Media creeps, thanks for coming to my news conference. My new agent, Scott Boras, has encouraged me to look out for No. 1, which I am, being an undefeated Derby winner and all. So here’s my list of demands:
1. I have a white birthmark above my left foreleg, and I want to use that space for advertising, all proceeds of which go directly to me. In the Preakness I’ll wear a UPS patch on it, and I want the same payoff that my jockey, Kent Desormeaux, gets for wearing it on his pants.
2. At stud, I want final approval of the mares that will have my kids. Their breeding and conformation is important, but personality counts, too. Any blueblood that acts like a snotty, spoiled brat at our introductory lunches will be off my list. No obnoxious princesses need apply. You can find my compatibility profile on EquineHarmony.com.
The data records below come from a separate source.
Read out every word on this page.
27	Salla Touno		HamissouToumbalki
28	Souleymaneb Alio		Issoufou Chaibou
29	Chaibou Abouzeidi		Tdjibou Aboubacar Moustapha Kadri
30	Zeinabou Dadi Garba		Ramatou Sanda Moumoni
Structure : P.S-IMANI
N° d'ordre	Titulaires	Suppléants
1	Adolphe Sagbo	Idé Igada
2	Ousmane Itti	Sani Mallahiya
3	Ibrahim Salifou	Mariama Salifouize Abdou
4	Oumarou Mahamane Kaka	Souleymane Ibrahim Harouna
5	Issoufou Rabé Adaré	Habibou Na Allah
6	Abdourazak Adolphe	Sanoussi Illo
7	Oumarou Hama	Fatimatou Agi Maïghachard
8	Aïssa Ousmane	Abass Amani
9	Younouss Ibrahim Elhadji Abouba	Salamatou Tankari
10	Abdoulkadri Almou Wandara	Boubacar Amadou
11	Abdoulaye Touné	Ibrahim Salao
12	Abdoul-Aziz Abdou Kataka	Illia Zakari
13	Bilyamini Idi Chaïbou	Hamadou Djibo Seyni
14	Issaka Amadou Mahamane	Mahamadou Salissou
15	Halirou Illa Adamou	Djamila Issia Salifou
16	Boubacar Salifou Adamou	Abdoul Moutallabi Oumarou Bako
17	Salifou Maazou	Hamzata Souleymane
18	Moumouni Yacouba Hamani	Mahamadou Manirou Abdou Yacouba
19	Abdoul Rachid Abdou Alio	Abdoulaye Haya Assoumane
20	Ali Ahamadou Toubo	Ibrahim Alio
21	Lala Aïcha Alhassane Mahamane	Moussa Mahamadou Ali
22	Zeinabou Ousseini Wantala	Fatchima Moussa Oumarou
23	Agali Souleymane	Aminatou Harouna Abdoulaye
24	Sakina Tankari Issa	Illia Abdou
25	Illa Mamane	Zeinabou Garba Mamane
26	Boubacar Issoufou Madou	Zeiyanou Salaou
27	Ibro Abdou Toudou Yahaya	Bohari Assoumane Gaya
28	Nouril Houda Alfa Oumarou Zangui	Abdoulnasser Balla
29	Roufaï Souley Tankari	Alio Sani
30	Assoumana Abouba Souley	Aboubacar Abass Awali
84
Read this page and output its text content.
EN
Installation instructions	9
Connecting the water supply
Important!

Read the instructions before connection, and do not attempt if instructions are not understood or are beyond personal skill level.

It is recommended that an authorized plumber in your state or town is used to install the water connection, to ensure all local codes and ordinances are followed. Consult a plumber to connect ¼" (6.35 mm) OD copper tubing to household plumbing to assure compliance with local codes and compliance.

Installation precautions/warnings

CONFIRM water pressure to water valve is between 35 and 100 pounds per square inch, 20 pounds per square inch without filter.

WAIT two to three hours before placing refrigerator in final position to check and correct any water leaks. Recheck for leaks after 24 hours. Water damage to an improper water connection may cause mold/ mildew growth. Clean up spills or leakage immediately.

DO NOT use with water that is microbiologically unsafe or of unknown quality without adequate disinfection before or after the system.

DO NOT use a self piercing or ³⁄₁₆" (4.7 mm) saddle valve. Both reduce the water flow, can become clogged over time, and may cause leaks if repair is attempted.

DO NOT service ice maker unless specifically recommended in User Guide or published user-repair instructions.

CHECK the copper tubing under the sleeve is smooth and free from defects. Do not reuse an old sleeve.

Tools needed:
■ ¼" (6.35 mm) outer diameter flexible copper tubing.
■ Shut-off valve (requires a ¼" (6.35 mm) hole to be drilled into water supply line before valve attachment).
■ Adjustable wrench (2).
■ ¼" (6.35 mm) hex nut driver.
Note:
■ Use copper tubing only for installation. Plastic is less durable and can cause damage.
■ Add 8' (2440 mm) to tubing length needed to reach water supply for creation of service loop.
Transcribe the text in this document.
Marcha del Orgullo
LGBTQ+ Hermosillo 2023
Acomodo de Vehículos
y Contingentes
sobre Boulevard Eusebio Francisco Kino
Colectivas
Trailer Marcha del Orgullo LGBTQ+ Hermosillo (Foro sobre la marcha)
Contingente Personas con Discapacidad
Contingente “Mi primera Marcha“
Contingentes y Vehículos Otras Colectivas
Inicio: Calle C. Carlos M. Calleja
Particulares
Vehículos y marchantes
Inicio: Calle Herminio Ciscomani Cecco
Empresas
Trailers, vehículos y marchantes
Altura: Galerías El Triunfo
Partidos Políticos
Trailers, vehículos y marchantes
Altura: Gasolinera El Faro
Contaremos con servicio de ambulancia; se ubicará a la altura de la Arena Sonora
3. My owners are big-time money men with Wall Street connections. So how about hooking me up with investment opportunities? Retroactively, starting with my first race, I demand 10 percent of my earnings, which comes to $210,000 or so. I want some of it invested aggressively, and the rest put into high-yield, long-term municipal bonds. I need security for old age. When I get to Pimlico Wednesday afternoon, come over to the barn and let’s talk.
And nobody should be surprised by what I’m saying. When Kent said I was an intelligent horse, he wasn’t kidding.